Tudo para frente, tudo para a vitória!

A história não conhecia guerras libertadoras como aquela. Já nos primeiros movimentos, ficara demonstrado que na União Soviética os combates seriam diferentes dos que ocorreram na Europa. Além das debilidades daqueles exércitos, o trabalho de sapa dos colaboracionistas fora determinante para o avanço alemão. No país socialista, as bases sociais para a organização de contrarrevolucionários não existiam mais — ao contrário do que ocorreu na guerra civil, após a Revolução de 1917.

Os soviéticos, com o lema “Tudo para frente, tudo para a vitória!”, estavam conscientes do que representava aquela guerra. Em muitos locais os combatentes deixaram inscrições de loas à pátria gravadas nas ruínas. Eram exemplos do elevado moral comunista, que levaram os Estados Unidos e a Inglaterra a declarar, em 22 de junho de 1941, que estavam dispostos a prestar ajuda à União Soviética. Havia, até então, uma passividade das potências ocidentais. Para as velhas senhoras da Europa e seu aliado norte-americano, o problema de Adolf Hitler era com os soviéticos.

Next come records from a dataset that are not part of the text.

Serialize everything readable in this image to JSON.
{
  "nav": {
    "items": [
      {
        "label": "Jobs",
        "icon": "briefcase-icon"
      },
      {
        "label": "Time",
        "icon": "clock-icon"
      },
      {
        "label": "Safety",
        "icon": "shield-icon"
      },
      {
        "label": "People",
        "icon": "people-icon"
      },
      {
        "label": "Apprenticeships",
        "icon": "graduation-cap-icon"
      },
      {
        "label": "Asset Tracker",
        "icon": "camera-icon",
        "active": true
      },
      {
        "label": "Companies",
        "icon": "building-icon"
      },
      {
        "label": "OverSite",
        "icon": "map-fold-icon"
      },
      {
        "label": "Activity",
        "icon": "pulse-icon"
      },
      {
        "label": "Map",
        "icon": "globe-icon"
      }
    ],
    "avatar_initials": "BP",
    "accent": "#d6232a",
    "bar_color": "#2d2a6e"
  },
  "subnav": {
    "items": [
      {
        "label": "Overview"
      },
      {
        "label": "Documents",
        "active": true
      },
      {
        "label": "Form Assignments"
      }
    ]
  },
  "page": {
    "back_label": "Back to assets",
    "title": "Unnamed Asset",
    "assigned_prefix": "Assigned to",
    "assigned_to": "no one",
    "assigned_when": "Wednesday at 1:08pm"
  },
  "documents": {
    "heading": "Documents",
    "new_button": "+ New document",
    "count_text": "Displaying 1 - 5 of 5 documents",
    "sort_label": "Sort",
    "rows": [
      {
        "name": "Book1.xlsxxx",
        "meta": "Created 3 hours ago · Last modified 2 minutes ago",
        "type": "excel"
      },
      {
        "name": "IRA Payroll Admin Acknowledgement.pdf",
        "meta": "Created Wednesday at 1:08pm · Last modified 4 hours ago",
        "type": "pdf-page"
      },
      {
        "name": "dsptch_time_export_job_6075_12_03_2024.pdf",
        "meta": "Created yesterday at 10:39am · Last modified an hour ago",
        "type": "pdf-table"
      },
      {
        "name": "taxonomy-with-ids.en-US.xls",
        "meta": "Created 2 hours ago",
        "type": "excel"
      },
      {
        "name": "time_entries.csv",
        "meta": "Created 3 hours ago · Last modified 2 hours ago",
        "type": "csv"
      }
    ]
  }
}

Em janeiro de 1933, quando se tornou chanceler alemão, Adolf Hitler já havia publicado sua plataforma política. Era o livro Mein Kampf  (Minha Luta), um best-seller que naquele tempo contava com mais de um milhão de exemplares vendidos. Nele, estavam claras as idéias do novo chanceler alemão: ódio aos comunistas, aos judeus, aos eslavos, aos proletários, etc. Logo, a venda da obra nazista explodiria. “Com exceção da Bíblia, nenhum outro livro foi tão vendido durante o regime nazista”, escreveu William L. Shirer no livro Ascensão e Queda do 3° Reich, parcialmente traduzido para o português pelo histórico dirigente do Partido Comunista do Brasil, Pedro Pomar.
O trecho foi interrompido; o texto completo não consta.